During the last two Congresses, over 40 Democrats and 40 Republicans have cosponsored Delaney legislation to fund and finance new infrastructure investment using revenues from repatriation. Delaney is a Co-Chair of the New Democrat Coalition’s Task Force on Infrastructure.
The Partnership to Build America Act (H.R. 1669)
The American Infrastructure Fund
- The Partnership to Build America Act creates the American Infrastructure Fund (AIF) to provide financing to state and local governments for new infrastructure.
- Transportation, energy, communications, water and education projects are eligible to receive AIF financing. Local governments would apply directly to the AIF for support.
- To encourage public-private partnerships 35% of AIF supported projects must have at least 10% of their financing be private debt or equity.
- The AIF will be capitalized by $50 billion in infrastructure bond sales and leveraged at a 15:1 ratio to provide up to $750 billion in loans or guarantees.
Funded by an Infrastructure Bond Sale
- Rather than using appropriated funds out of the federal budget to establish the American Infrastructure Fund, the Partnership to Build America Act uses a bond sale.
- AIF bonds would have a 50-year term, pay a 1% fixed rate return and would not be guaranteed by the U.S. government. These bonds are not intended to be a good investment on their own and are transferable after purchase.
- To incentivize companies to purchase these bonds, U.S. companies would be allowed to repatriate a certain amount of their overseas earnings tax free for every $1.00 they invest in the bonds. This multiplier will be set by a “reverse Dutch auction” – which allows the market to set the rate, ensuring that enough funds are raised.

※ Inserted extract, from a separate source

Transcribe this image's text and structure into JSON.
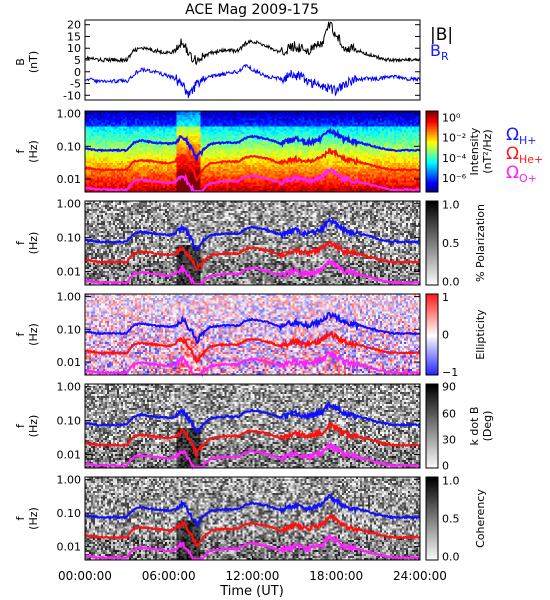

- Assuming a 1:4 ratio is set by the auction; a company will be able to repatriate $4.00 tax-free for every $1 in AIF bonds they purchase.
The Infrastructure 2.0 Act (H.R. 1670)
Building a World Class 21st Century Infrastructure with Revenue from Deemed Repatriation at 8.75% Tax Rate
- Under the Infrastructure 2.0 Act, existing overseas profits accumulated by U.S. multi-national corporations would be subject to a mandatory, one-time 8.75% tax, replacing deferral option and current rate of 35%.
- $120 billion to the Highway Trust Fund, enough to meet funding gap at increased levels for six years.
- $50 billion to capitalize the American Infrastructure Fund (AIF)
- $25 million pilot program to create regional infrastructure accelerators, similar to the West Coast Infrastructure Exchange
- This frees the estimated $2 trillion in overseas earnings to return to the United States, spurring private sector re-investment and growth.
Creating Long-term Highway Trust Fund Solvency and Policy Certainty
- The Infrastructure 2.0 Act provides six years of Highway Trust Fund solvency, providing immediate certainty to the private sector and policymakers.
- The legislation also establishes a bipartisan and bicameral commission that is tasked with developing a solution for permanent solvency of the Highway Trust Fund.
Building a Path for Broader Tax Reform
- The Infrastructure 2.0 Act creates an eighteen-month deadline for international tax reform.
- To encourage action, the legislation includes a forcing function: if reform is not enacted, a fallback international tax package to make U.S. business climate more competitive would be implemented.
- This pro-growth fallback reform package would end deferral, reduce anti-competitive over taxation, decrease taxes for companies paying fair rates abroad but increase taxes for companies in tax havens. This would eliminate the lock-out effect and allow for the free flow of profits back to the United States.
- Under this option, for Active Market Foreign Income, a company would pay a 12.25% tax to the U.S. on overseas profits if they are currently paying no tax and a 2% tax to the U.S. if they are already paying the OECD average of 25% abroad, with a sliding scale in-between.